Paranasal sinuses present great structural variations. Aplasia of the sphenoidal sinus is extremely rare. Frontal sinus aplasia is present unilaterally in 15% and bilaterally in 5% of normal adults. 13 Maxillary sinus aplasia is extremely rare, whereas maxillary sinus hypoplasia is a well-known clinical entity. 14 Maxillary sinus hypoplasia is reported in 1.7–10.4% of patients with sinonasal symptoms.15,16
To the best of our knowledge, this is the second case report of total paranasal sinus aplasia in the English language literature. 9
When we are dealing with paranasal sinus diseases we must consider paranasal sinus aplasia and hypoplasia for several reasons. First, the prevalence of frontal and sphenoidal sinus aplasia or hypoplasia have been shown to be higher in patients with cystic fibrosis or primary ciliary dyskinesia. 8 So, in a patient with paranasal sinus hypoplasia and aplasia, we should consider and exclude primary ciliary dyskinesia and cystic fibrosis. Second, paranasal sinus aplasia and hypoplasia may lead to misdiagnosis of infections or mass lesions. 17 These patients may be treated for months with the diagnosis of chronic sinusitis if we rely only on the routine x rays. Although plain paranasal sinus radiography has low sensitivity and specificity in the diagnosis of rhinosinusitis, it is frequently preferred because of its low cost and significantly lower radiation exposure dose. In suspicious cases, CT should be performed. Some limited studies, such as three-slice CT, digital tomosynthesis was proposed with acceptable accuracy and lower radiation dose. However, standard CT scan remains the gold standard in revealing anatomic details.18,19 CT reveals excellent detailed anatomy of the paranasal sinuses.20–23 Third, paranasal sinus aeration should be considered during endoscopic sinus surgeries to avoid possible complications and to perform appropriate surgeries. Fourth, evaluation of the complaints of the patients with paranasal sinus aplasia and hypoplasia may enlighten us on the functions of the paranasal sinuses. We think that chronic recurrent headache and jaw tiredness on chewing may be related to total paranasal sinus aplasia. Her headache history is compatible with a migrainous type. We think paranasal sinus aplasia decreased the threshold of pain occurrence. She was devoid of the functions of the paranasal sinuses such as skull lightening, thermal insulation for central nervous system, and sense organs. Therefore, any irritating factor such as cold air, chemical irritants, stress, and anxiety easily triggers the headache. Her second complaint, masseter tiredness on chewing, points out another function of the paranasal sinuses, which is dispersal of masticatory forces on chewing.
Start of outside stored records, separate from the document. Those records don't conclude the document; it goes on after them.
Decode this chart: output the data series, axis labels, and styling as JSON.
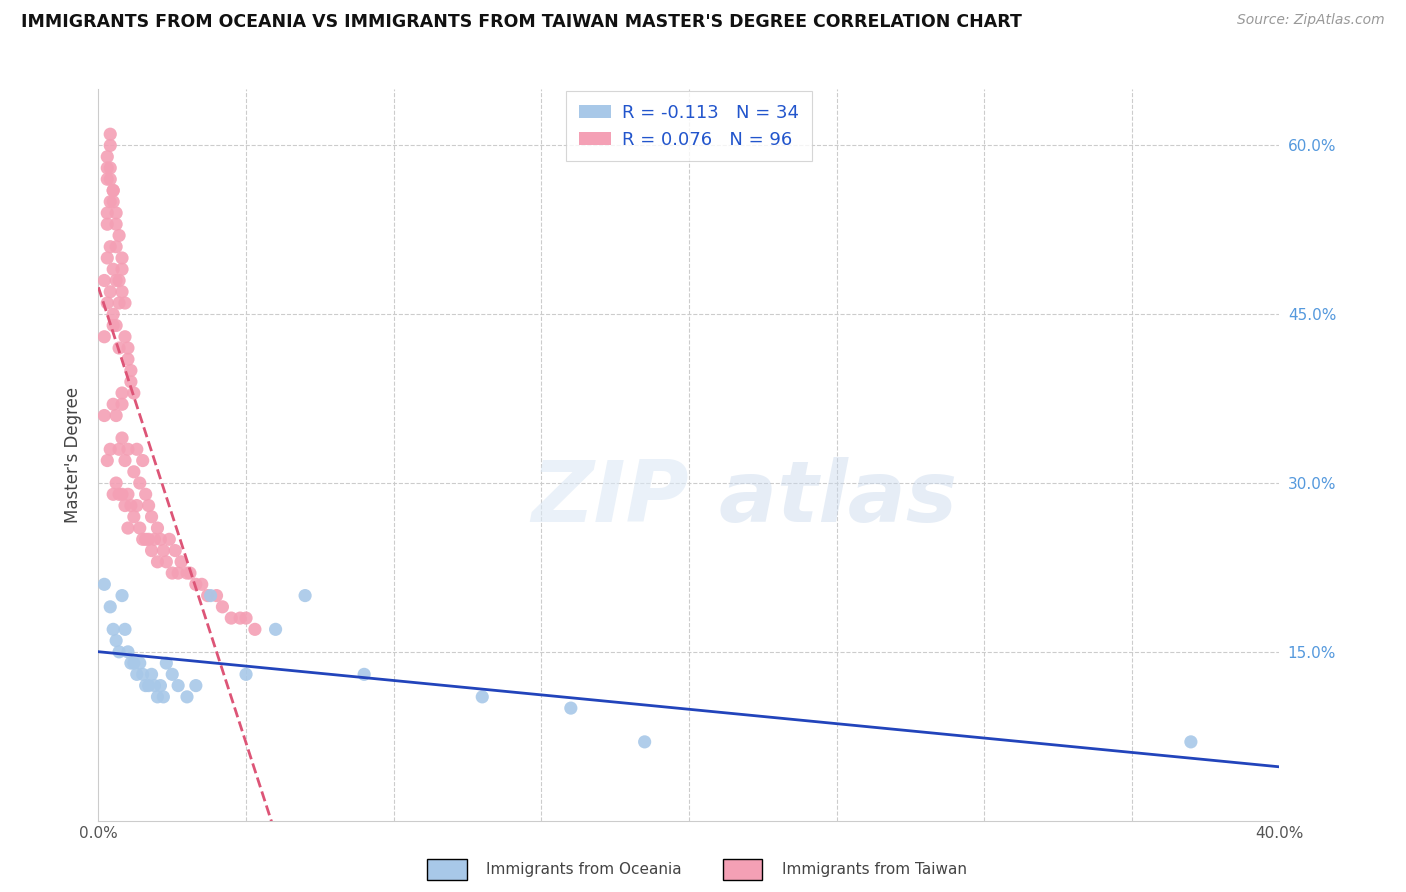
{
  "title": "IMMIGRANTS FROM OCEANIA VS IMMIGRANTS FROM TAIWAN MASTER'S DEGREE CORRELATION CHART",
  "source": "Source: ZipAtlas.com",
  "ylabel": "Master's Degree",
  "legend_r1": "R = -0.113",
  "legend_n1": "N = 34",
  "legend_r2": "R = 0.076",
  "legend_n2": "N = 96",
  "legend_label1": "Immigrants from Oceania",
  "legend_label2": "Immigrants from Taiwan",
  "color_oceania": "#a8c8e8",
  "color_taiwan": "#f4a0b5",
  "color_line_oceania": "#2244bb",
  "color_line_taiwan": "#dd5577",
  "xlim": [
    0.0,
    0.4
  ],
  "ylim": [
    0.0,
    0.65
  ],
  "xticks": [
    0.0,
    0.05,
    0.1,
    0.15,
    0.2,
    0.25,
    0.3,
    0.35,
    0.4
  ],
  "yticks": [
    0.15,
    0.3,
    0.45,
    0.6
  ],
  "right_ytick_labels": [
    "15.0%",
    "30.0%",
    "45.0%",
    "60.0%"
  ],
  "oceania_x": [
    0.002,
    0.004,
    0.005,
    0.006,
    0.007,
    0.008,
    0.009,
    0.01,
    0.011,
    0.012,
    0.013,
    0.014,
    0.015,
    0.016,
    0.017,
    0.018,
    0.019,
    0.02,
    0.021,
    0.022,
    0.023,
    0.025,
    0.027,
    0.03,
    0.033,
    0.038,
    0.05,
    0.06,
    0.07,
    0.09,
    0.13,
    0.16,
    0.185,
    0.37
  ],
  "oceania_y": [
    0.21,
    0.19,
    0.17,
    0.16,
    0.15,
    0.2,
    0.17,
    0.15,
    0.14,
    0.14,
    0.13,
    0.14,
    0.13,
    0.12,
    0.12,
    0.13,
    0.12,
    0.11,
    0.12,
    0.11,
    0.14,
    0.13,
    0.12,
    0.11,
    0.12,
    0.2,
    0.13,
    0.17,
    0.2,
    0.13,
    0.11,
    0.1,
    0.07,
    0.07
  ],
  "taiwan_x": [
    0.002,
    0.002,
    0.003,
    0.003,
    0.004,
    0.004,
    0.005,
    0.005,
    0.005,
    0.006,
    0.006,
    0.006,
    0.007,
    0.007,
    0.007,
    0.008,
    0.008,
    0.008,
    0.009,
    0.009,
    0.01,
    0.01,
    0.01,
    0.011,
    0.011,
    0.012,
    0.012,
    0.013,
    0.013,
    0.014,
    0.014,
    0.015,
    0.015,
    0.016,
    0.016,
    0.017,
    0.017,
    0.018,
    0.018,
    0.019,
    0.02,
    0.02,
    0.021,
    0.022,
    0.023,
    0.024,
    0.025,
    0.026,
    0.027,
    0.028,
    0.03,
    0.031,
    0.033,
    0.035,
    0.037,
    0.04,
    0.042,
    0.045,
    0.048,
    0.05,
    0.053,
    0.002,
    0.003,
    0.004,
    0.005,
    0.006,
    0.007,
    0.008,
    0.009,
    0.01,
    0.011,
    0.012,
    0.003,
    0.004,
    0.005,
    0.006,
    0.007,
    0.008,
    0.009,
    0.01,
    0.003,
    0.004,
    0.005,
    0.006,
    0.007,
    0.008,
    0.003,
    0.004,
    0.005,
    0.006,
    0.003,
    0.004,
    0.005,
    0.003,
    0.004,
    0.008
  ],
  "taiwan_y": [
    0.36,
    0.43,
    0.32,
    0.46,
    0.33,
    0.47,
    0.29,
    0.37,
    0.44,
    0.3,
    0.36,
    0.44,
    0.29,
    0.33,
    0.42,
    0.29,
    0.34,
    0.38,
    0.28,
    0.32,
    0.26,
    0.29,
    0.33,
    0.28,
    0.4,
    0.27,
    0.31,
    0.28,
    0.33,
    0.26,
    0.3,
    0.25,
    0.32,
    0.25,
    0.29,
    0.25,
    0.28,
    0.24,
    0.27,
    0.25,
    0.23,
    0.26,
    0.25,
    0.24,
    0.23,
    0.25,
    0.22,
    0.24,
    0.22,
    0.23,
    0.22,
    0.22,
    0.21,
    0.21,
    0.2,
    0.2,
    0.19,
    0.18,
    0.18,
    0.18,
    0.17,
    0.48,
    0.5,
    0.51,
    0.45,
    0.48,
    0.46,
    0.47,
    0.43,
    0.41,
    0.39,
    0.38,
    0.53,
    0.55,
    0.49,
    0.51,
    0.48,
    0.5,
    0.46,
    0.42,
    0.58,
    0.57,
    0.56,
    0.54,
    0.52,
    0.49,
    0.59,
    0.6,
    0.55,
    0.53,
    0.57,
    0.61,
    0.56,
    0.54,
    0.58,
    0.37
  ]
}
The other total paranasal sinus aplasia patient reported by Celebi and friends had less specific complaints attributed to aplasia. 9 His major symptom was fullness of the face, which was also described by our patient. He did not have headache and masticatory problems. Fortunately, both patients were free of recurrent sinus infections.
Conclusion
Paranasal sinuses are subject to great structural variations. CT scan is the main tool to reveal the detailed structure of the paranasal sinuses. They may show great aeration differences ranging from normal to total aplasia. We have to be aware of any of these morphological alternatives to reach correct diagnoses and treatment of diseases. Patients with aplasia and hypoplasia may be evaluated to make clear the roles of the sinuses.